Responsabilité des firmes pour "produits défectueux"

Résumé

Réponse de Prescrire à une consultation publique sur la révision de la directive de 1985 : ce texte n'est pas adapté aux médicaments.

La Commission européenne a entamé des travaux préparatoires en vue de la révision de la directive de 1985 "en matière de responsabilité du fait des produits défectueux". Fin 2021, Prescrire a transmis ses commentaires à l'organisme chargé par la Commission de faire une analyse d'impact de cette révision.

Depuis de nombreuses années, aux côtés d'associations de patients et de victimes de médicaments, Prescrire a fait part de l'inadéquation de la directive de 1985 pour l'indemnisation des patients ayant subi des dommages déclenchés par des effets indésirables de médicaments.

L'inadéquation de la directive découle de plusieurs raisons :

  • la notion de défaut : tous les produits pharmaceutiques peuvent induire des effets indésirables sans lien avec un défaut du produit (au sens où le produit ne remplit pas le service attendu).
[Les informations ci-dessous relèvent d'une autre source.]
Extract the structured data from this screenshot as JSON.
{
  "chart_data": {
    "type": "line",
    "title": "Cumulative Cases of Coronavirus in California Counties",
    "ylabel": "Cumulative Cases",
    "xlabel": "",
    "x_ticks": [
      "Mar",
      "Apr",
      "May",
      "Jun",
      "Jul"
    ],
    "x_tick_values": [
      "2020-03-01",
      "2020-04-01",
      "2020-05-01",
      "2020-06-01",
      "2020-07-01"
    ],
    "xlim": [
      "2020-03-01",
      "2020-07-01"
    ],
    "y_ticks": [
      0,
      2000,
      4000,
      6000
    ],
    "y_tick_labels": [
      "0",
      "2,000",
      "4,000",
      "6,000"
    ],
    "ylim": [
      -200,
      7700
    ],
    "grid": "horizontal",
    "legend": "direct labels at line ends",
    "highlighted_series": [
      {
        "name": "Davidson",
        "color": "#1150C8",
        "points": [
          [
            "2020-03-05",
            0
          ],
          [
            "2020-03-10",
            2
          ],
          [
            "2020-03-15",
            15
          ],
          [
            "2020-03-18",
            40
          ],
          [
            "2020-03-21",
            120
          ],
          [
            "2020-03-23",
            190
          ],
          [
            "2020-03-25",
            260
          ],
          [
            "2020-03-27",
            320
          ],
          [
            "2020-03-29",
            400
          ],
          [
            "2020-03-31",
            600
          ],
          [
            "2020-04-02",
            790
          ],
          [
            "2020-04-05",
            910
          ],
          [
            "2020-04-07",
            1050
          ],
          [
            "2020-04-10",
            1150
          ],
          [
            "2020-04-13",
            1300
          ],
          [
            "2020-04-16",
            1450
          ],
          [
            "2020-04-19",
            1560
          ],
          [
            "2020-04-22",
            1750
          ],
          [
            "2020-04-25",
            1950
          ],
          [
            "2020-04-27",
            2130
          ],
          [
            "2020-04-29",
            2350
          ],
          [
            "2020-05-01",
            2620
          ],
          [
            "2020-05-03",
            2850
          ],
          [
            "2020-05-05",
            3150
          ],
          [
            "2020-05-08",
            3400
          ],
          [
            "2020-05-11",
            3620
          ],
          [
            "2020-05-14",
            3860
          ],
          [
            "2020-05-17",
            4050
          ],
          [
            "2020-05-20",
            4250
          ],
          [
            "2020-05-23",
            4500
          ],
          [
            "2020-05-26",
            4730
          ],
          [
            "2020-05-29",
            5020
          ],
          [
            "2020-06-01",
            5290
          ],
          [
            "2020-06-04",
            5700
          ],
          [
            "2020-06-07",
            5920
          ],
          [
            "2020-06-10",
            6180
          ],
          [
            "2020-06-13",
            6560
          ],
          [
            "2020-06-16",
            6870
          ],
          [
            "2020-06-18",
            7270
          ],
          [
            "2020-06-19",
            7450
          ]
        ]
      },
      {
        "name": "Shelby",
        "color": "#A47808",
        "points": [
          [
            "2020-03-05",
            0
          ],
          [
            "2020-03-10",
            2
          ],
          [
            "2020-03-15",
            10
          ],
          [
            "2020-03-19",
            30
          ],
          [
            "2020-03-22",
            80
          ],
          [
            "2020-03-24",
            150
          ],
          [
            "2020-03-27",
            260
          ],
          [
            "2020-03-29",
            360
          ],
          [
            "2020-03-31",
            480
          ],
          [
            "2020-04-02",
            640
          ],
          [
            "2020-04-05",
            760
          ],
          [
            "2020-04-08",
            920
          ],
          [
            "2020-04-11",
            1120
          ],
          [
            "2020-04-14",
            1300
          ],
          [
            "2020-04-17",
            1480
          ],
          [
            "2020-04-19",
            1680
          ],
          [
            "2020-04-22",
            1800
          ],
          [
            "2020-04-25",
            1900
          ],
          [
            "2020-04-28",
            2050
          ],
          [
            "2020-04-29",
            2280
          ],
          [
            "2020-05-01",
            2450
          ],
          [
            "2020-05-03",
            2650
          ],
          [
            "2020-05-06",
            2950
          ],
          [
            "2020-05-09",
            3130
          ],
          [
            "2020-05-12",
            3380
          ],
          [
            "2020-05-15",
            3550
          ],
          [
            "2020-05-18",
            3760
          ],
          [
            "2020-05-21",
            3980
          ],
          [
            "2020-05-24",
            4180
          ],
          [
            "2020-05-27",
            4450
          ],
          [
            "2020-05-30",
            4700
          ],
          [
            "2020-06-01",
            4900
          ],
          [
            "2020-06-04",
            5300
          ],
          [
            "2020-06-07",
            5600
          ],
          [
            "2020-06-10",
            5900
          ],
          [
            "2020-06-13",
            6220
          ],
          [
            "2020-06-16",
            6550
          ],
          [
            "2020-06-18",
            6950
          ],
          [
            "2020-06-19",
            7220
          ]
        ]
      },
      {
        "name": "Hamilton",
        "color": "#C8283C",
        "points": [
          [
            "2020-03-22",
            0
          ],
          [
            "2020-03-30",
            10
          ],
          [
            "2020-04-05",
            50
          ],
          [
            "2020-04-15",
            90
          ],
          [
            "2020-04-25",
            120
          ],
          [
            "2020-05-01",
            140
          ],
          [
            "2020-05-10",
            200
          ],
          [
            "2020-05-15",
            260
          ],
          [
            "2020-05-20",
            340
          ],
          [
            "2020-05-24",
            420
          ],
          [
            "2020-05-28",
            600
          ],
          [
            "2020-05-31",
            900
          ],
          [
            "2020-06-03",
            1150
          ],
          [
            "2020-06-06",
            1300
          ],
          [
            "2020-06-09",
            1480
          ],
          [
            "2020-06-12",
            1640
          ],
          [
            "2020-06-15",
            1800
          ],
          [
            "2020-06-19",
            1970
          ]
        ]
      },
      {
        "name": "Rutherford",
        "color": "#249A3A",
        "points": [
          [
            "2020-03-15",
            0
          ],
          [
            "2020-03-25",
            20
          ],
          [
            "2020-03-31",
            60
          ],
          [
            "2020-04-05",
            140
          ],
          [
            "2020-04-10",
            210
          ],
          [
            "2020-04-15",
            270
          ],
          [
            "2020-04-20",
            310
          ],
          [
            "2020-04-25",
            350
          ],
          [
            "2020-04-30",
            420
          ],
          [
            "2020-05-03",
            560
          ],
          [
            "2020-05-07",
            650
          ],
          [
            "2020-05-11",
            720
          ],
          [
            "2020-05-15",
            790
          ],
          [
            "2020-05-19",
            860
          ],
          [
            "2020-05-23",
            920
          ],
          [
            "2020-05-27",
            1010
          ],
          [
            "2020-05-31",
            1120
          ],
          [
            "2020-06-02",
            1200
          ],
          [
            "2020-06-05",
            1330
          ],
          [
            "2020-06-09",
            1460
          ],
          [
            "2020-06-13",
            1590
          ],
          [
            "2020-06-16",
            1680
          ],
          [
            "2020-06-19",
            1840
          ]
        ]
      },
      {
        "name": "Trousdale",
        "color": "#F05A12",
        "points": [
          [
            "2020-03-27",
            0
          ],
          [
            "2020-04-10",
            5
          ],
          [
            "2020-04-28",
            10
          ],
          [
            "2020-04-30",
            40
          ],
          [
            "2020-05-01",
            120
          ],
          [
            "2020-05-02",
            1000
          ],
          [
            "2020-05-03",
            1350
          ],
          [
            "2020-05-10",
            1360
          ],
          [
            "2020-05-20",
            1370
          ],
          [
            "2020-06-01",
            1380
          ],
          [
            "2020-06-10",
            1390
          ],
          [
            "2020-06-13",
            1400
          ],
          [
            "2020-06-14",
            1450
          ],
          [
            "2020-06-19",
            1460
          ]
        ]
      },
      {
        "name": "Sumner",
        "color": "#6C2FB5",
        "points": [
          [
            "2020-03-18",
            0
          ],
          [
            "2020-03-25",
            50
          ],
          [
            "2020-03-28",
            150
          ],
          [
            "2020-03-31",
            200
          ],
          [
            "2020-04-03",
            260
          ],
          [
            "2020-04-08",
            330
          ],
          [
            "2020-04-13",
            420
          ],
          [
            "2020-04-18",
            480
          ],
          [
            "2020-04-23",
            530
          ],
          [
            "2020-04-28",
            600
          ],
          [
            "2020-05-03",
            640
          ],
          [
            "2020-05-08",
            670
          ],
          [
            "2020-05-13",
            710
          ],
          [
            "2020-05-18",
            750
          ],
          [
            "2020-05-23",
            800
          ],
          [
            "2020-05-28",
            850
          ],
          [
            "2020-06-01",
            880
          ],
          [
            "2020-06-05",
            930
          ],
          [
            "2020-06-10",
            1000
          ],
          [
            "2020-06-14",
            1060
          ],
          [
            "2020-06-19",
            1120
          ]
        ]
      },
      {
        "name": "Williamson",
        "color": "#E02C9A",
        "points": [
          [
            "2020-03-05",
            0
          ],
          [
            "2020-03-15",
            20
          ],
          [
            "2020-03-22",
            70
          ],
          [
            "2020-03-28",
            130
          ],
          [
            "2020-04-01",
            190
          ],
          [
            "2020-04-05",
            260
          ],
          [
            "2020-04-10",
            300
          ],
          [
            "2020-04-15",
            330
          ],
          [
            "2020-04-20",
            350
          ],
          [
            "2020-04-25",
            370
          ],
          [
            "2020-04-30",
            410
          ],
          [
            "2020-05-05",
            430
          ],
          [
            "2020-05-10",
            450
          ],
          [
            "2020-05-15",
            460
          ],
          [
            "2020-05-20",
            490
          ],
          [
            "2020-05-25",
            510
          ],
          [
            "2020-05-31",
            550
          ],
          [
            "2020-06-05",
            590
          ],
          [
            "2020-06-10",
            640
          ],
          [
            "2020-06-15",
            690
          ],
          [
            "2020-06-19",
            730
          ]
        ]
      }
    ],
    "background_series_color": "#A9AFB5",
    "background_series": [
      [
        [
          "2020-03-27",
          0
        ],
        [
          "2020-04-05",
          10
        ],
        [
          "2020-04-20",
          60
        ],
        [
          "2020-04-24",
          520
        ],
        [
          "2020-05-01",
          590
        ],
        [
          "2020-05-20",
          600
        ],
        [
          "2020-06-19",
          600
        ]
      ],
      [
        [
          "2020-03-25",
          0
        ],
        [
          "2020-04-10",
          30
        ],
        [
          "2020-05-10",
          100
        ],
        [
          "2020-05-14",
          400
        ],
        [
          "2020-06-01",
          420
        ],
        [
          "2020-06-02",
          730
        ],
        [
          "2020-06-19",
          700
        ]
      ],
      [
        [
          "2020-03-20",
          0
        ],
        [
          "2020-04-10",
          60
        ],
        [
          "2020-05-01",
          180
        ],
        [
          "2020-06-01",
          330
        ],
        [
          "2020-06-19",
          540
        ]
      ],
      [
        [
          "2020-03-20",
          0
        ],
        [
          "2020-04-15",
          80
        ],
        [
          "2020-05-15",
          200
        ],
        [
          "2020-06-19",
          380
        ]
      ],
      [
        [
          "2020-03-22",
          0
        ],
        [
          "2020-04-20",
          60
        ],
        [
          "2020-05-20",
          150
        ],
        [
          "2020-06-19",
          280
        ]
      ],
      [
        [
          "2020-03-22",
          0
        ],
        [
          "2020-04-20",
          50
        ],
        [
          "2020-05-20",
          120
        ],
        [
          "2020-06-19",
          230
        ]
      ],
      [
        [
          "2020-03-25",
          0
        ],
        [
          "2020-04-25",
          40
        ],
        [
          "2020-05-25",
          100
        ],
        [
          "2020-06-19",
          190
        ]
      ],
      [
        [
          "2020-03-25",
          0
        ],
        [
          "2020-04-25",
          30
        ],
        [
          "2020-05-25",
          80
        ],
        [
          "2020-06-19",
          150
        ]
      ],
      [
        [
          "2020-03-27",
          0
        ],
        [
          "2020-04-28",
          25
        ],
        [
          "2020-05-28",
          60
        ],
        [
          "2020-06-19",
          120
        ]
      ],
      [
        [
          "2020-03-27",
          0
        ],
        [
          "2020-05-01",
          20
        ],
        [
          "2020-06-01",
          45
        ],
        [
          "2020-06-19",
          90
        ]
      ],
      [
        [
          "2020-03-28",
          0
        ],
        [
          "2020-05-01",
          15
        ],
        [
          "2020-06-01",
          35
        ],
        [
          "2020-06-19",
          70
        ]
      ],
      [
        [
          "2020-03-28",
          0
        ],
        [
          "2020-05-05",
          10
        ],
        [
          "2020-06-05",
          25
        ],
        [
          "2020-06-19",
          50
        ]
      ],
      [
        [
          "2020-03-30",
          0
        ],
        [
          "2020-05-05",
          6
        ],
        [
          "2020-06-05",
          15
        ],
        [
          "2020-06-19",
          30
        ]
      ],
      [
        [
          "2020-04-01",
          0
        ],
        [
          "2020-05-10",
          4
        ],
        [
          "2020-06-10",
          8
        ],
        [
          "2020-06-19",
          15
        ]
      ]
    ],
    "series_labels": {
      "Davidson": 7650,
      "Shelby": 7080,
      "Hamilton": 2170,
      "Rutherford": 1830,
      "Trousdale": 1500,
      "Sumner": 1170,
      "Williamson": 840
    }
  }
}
Même pour les effets indésirables mentionnés dans la notice (et donc "attendus"), le titulaire de l'autorisation de mise sur le marché (AMM) ne devrait pas être systématiquement exonéré de sa responsabilité ;

  • la charge de la preuve  : en raison de l'asymétrie d'information entre le patient et le titulaire de l'AMM, il est très difficile pour le patient de démontrer la défectuosité d'un produit de santé et/ou de démontrer le lien de causalité entre le produit et le dommage ;

  • les délais imposés par la directive ne sont pas adaptés aux médicaments : les effets indésirables peuvent apparaître longtemps après le traitement (par exemple, troubles neurodéveloppementaux chez les enfants nés de mères prenant de l'acide valproïque, cancer du vagin vingt ans après exposition in utero au diéthylstilbestrol) ;

  • "le risque de développement" : cette notion exonère les firmes d'une responsabilité pour des risques non connus à un moment donné, mais découverts avec le développement des connaissances. Des effets indésirables sont découverts au fur et à mesure de l'utilisation et de l'évaluation des médicaments ; ce n'est pas une raison pour que la firme soit totalement exonérée de sa responsabilité.

Prescrire demande l'exclusion des produits de santé du champ d'application de cette directive. Un cadre européen spécifique serait plus approprié, reflétant la situation particulière des produits de santé qui ne sont pas des biens de consommation ordinaires. La situation de vulnérabilité du patient doit lui permettre de bénéficier d'une protection et de règles de compensation spécifiques.

©Prescrire

Source

 "Prescrire contribution to the targeted consultation: Impact Assessment study on the possible revision of the Product Liability Directive 85/374/EEC conducted by the Centre for Strategy & Evaluation Services (CSES)" 23 septembre 2021 : 2 pages.